DOC_FIREWALL_API_MAX_UPLOAD_BYTES defaults to 20971520 (20 MB). DOC_FIREWALL_API_RATE_LIMIT_RPM defaults to 60 requests per minute per client IP.


Volume Mounts

The recommended production volume layout separates read-only configuration and model assets from writable log output:

Mount Mode Contents
/app/models:ro Read-only Pre-downloaded ML model weights (Docling, RapidOCR). Mount this to avoid downloading models on every container start.
/etc/docfw:ro Read-only Runtime configuration: api_keys.json, policy.yaml, model_manifest.json.
/var/log/docfw Read-write Audit log output.
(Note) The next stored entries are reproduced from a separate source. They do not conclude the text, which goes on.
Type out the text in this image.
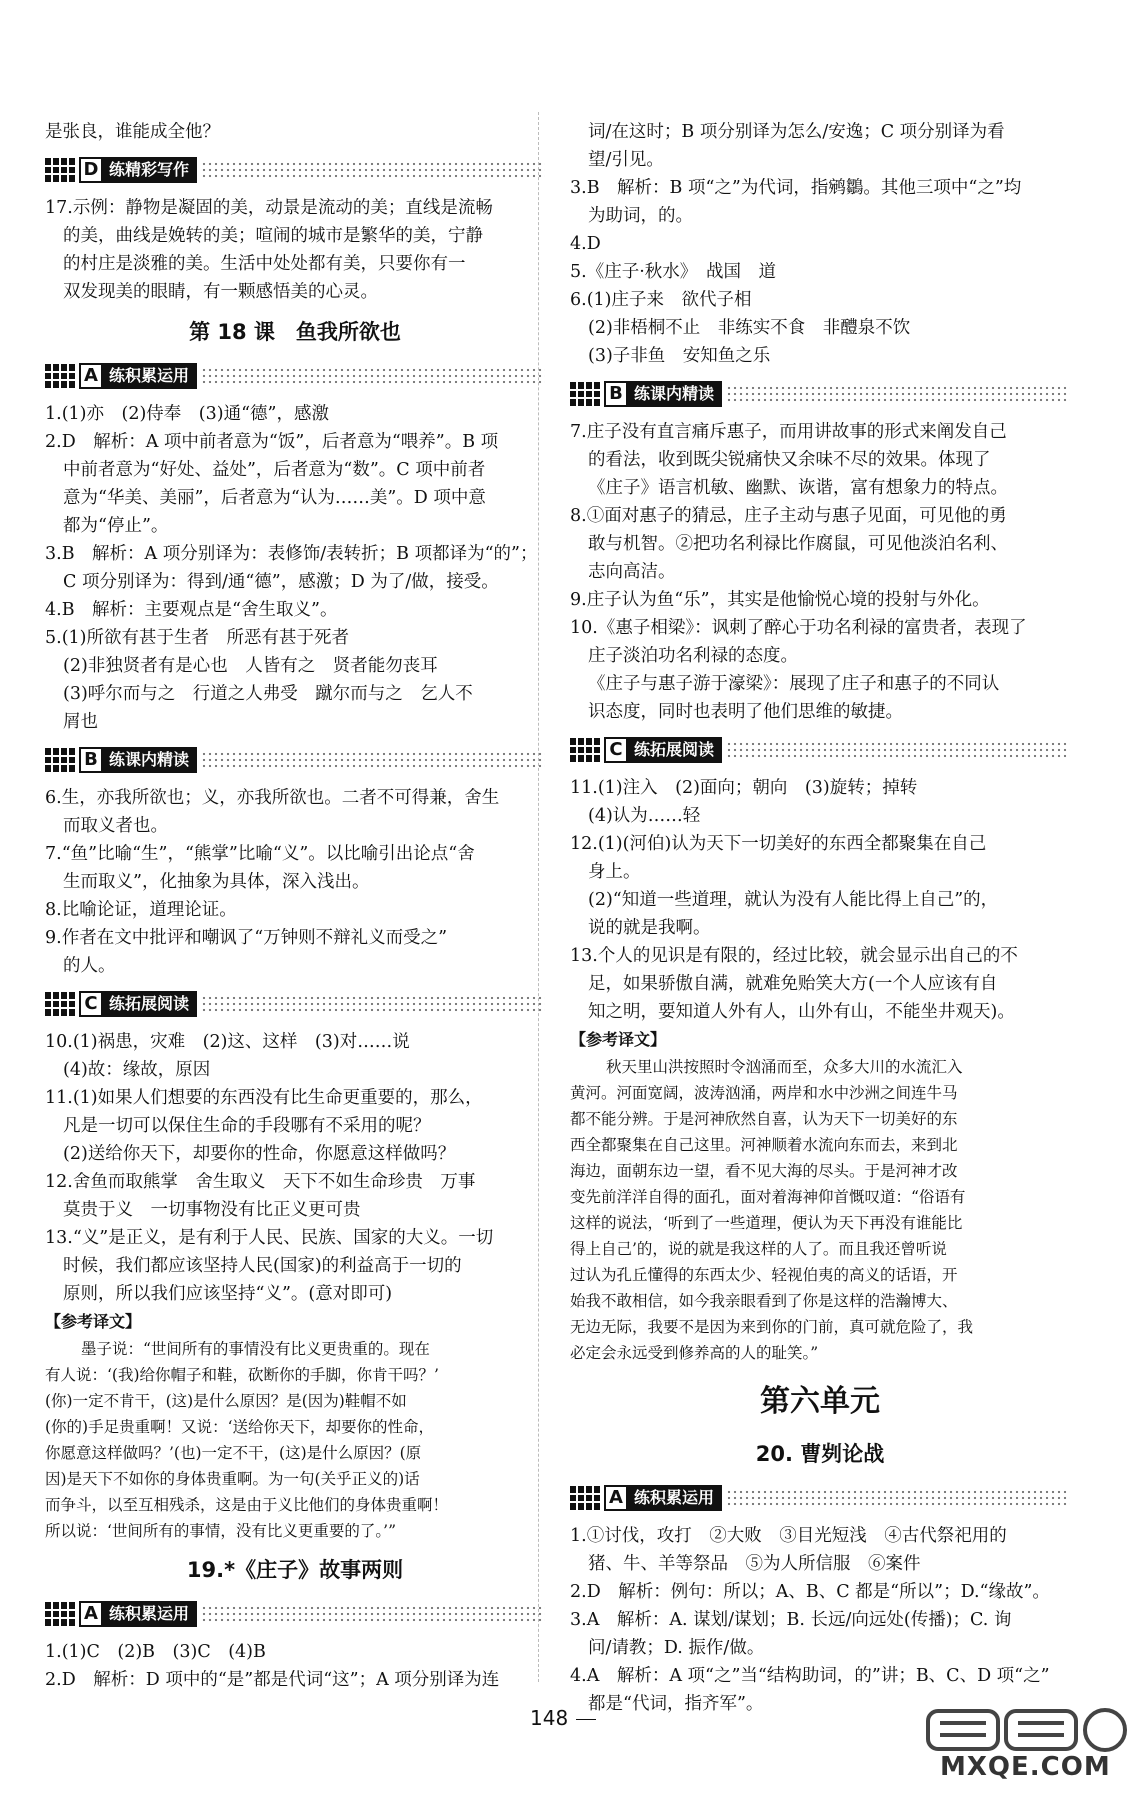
是张良，谁能成全他？
D 练精彩写作
17.示例：静物是凝固的美，动景是流动的美；直线是流畅
的美，曲线是娩转的美；喧闹的城市是繁华的美，宁静
的村庄是淡雅的美。生活中处处都有美，只要你有一
双发现美的眼睛，有一颗感悟美的心灵。
第 18 课　鱼我所欲也
A 练积累运用
1.(1)亦　(2)侍奉　(3)通“德”，感激
2.D　解析：A 项中前者意为“饭”，后者意为“喂养”。B 项
中前者意为“好处、益处”，后者意为“数”。C 项中前者
意为“华美、美丽”，后者意为“认为……美”。D 项中意
都为“停止”。
3.B　解析：A 项分别译为：表修饰/表转折；B 项都译为“的”；
C 项分别译为：得到/通“德”，感激；D 为了/做，接受。
4.B　解析：主要观点是“舍生取义”。
5.(1)所欲有甚于生者　所恶有甚于死者
(2)非独贤者有是心也　人皆有之　贤者能勿丧耳
(3)呼尔而与之　行道之人弗受　蹴尔而与之　乞人不
屑也
B 练课内精读
6.生，亦我所欲也；义，亦我所欲也。二者不可得兼，舍生
而取义者也。
7.“鱼”比喻“生”，“熊掌”比喻“义”。以比喻引出论点“舍
生而取义”，化抽象为具体，深入浅出。
8.比喻论证，道理论证。
9.作者在文中批评和嘲讽了“万钟则不辩礼义而受之”
的人。
C 练拓展阅读
10.(1)祸患，灾难　(2)这、这样　(3)对……说
(4)故：缘故，原因
11.(1)如果人们想要的东西没有比生命更重要的，那么，
凡是一切可以保住生命的手段哪有不采用的呢？
(2)送给你天下，却要你的性命，你愿意这样做吗？
12.舍鱼而取熊掌　舍生取义　天下不如生命珍贵　万事
莫贵于义　一切事物没有比正义更可贵
13.“义”是正义，是有利于人民、民族、国家的大义。一切
时候，我们都应该坚持人民(国家)的利益高于一切的
原则，所以我们应该坚持“义”。(意对即可)
【参考译文】
墨子说：“世间所有的事情没有比义更贵重的。现在
有人说：‘(我)给你帽子和鞋，砍断你的手脚，你肯干吗？’
(你)一定不肯干，(这)是什么原因？是(因为)鞋帽不如
(你的)手足贵重啊！又说：‘送给你天下，却要你的性命，
你愿意这样做吗？’(也)一定不干，(这)是什么原因？(原
因)是天下不如你的身体贵重啊。为一句(关乎正义的)话
而争斗，以至互相残杀，这是由于义比他们的身体贵重啊！
所以说：‘世间所有的事情，没有比义更重要的了。’”
19.*《庄子》故事两则
A 练积累运用
1.(1)C　(2)B　(3)C　(4)B
2.D　解析：D 项中的“是”都是代词“这”；A 项分别译为连
词/在这时；B 项分别译为怎么/安逸；C 项分别译为看
望/引见。
3.B　解析：B 项“之”为代词，指鹓鶵。其他三项中“之”均
为助词，的。
4.D
5.《庄子·秋水》　战国　道
6.(1)庄子来　欲代子相
(2)非梧桐不止　非练实不食　非醴泉不饮
(3)子非鱼　安知鱼之乐
B 练课内精读
7.庄子没有直言痛斥惠子，而用讲故事的形式来阐发自己
的看法，收到既尖锐痛快又余味不尽的效果。体现了
《庄子》语言机敏、幽默、诙谐，富有想象力的特点。
8.①面对惠子的猜忌，庄子主动与惠子见面，可见他的勇
敢与机智。②把功名利禄比作腐鼠，可见他淡泊名利、
志向高洁。
9.庄子认为鱼“乐”，其实是他愉悦心境的投射与外化。
10.《惠子相梁》：讽刺了醉心于功名利禄的富贵者，表现了
庄子淡泊功名利禄的态度。
《庄子与惠子游于濠梁》：展现了庄子和惠子的不同认
识态度，同时也表明了他们思维的敏捷。
C 练拓展阅读
11.(1)注入　(2)面向；朝向　(3)旋转；掉转
(4)认为……轻
12.(1)(河伯)认为天下一切美好的东西全都聚集在自己
身上。
(2)“知道一些道理，就认为没有人能比得上自己”的，
说的就是我啊。
13.个人的见识是有限的，经过比较，就会显示出自己的不
足，如果骄傲自满，就难免贻笑大方(一个人应该有自
知之明，要知道人外有人，山外有山，不能坐井观天)。
【参考译文】
秋天里山洪按照时令汹涌而至，众多大川的水流汇入
黄河。河面宽阔，波涛汹涌，两岸和水中沙洲之间连牛马
都不能分辨。于是河神欣然自喜，认为天下一切美好的东
西全都聚集在自己这里。河神顺着水流向东而去，来到北
海边，面朝东边一望，看不见大海的尽头。于是河神才改
变先前洋洋自得的面孔，面对着海神仰首慨叹道：“俗语有
这样的说法，‘听到了一些道理，便认为天下再没有谁能比
得上自己’的，说的就是我这样的人了。而且我还曾听说
过认为孔丘懂得的东西太少、轻视伯夷的高义的话语，开
始我不敢相信，如今我亲眼看到了你是这样的浩瀚博大、
无边无际，我要不是因为来到你的门前，真可就危险了，我
必定会永远受到修养高的人的耻笑。”
第六单元
20. 曹刿论战
A 练积累运用
1.①讨伐，攻打　②大败　③目光短浅　④古代祭祀用的
猪、牛、羊等祭品　⑤为人所信服　⑥案件
2.D　解析：例句：所以；A、B、C 都是“所以”；D.“缘故”。
3.A　解析：A. 谋划/谋划；B. 长远/向远处(传播)；C. 询
问/请教；D. 振作/做。
4.A　解析：A 项“之”当“结构助词，的”讲；B、C、D 项“之”
都是“代词，指齐军”。
148
MXQE.COM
Use a named Docker volume for persistence, or leave as tmpfs for ephemeral/stateless deployments.

Example docker-compose override for production:

volumes:
  - /data/docfw/models:/app/models:ro
  - /etc/docfw:/etc/docfw:ro
  - docfw-logs:/var/log/docfw

volumes:
  docfw-logs:

SBOM

A Software Bill of Materials (SBOM) in CycloneDX JSON format can be generated with:

make sbom

The SBOM lists every Python package and system dependency included in the image, along with version and license metadata. It can also be baked directly into the image at build time using Docker's --attest sbom flag or a COPY step, making it available via docker buildx imagetools inspect for supply-chain verification.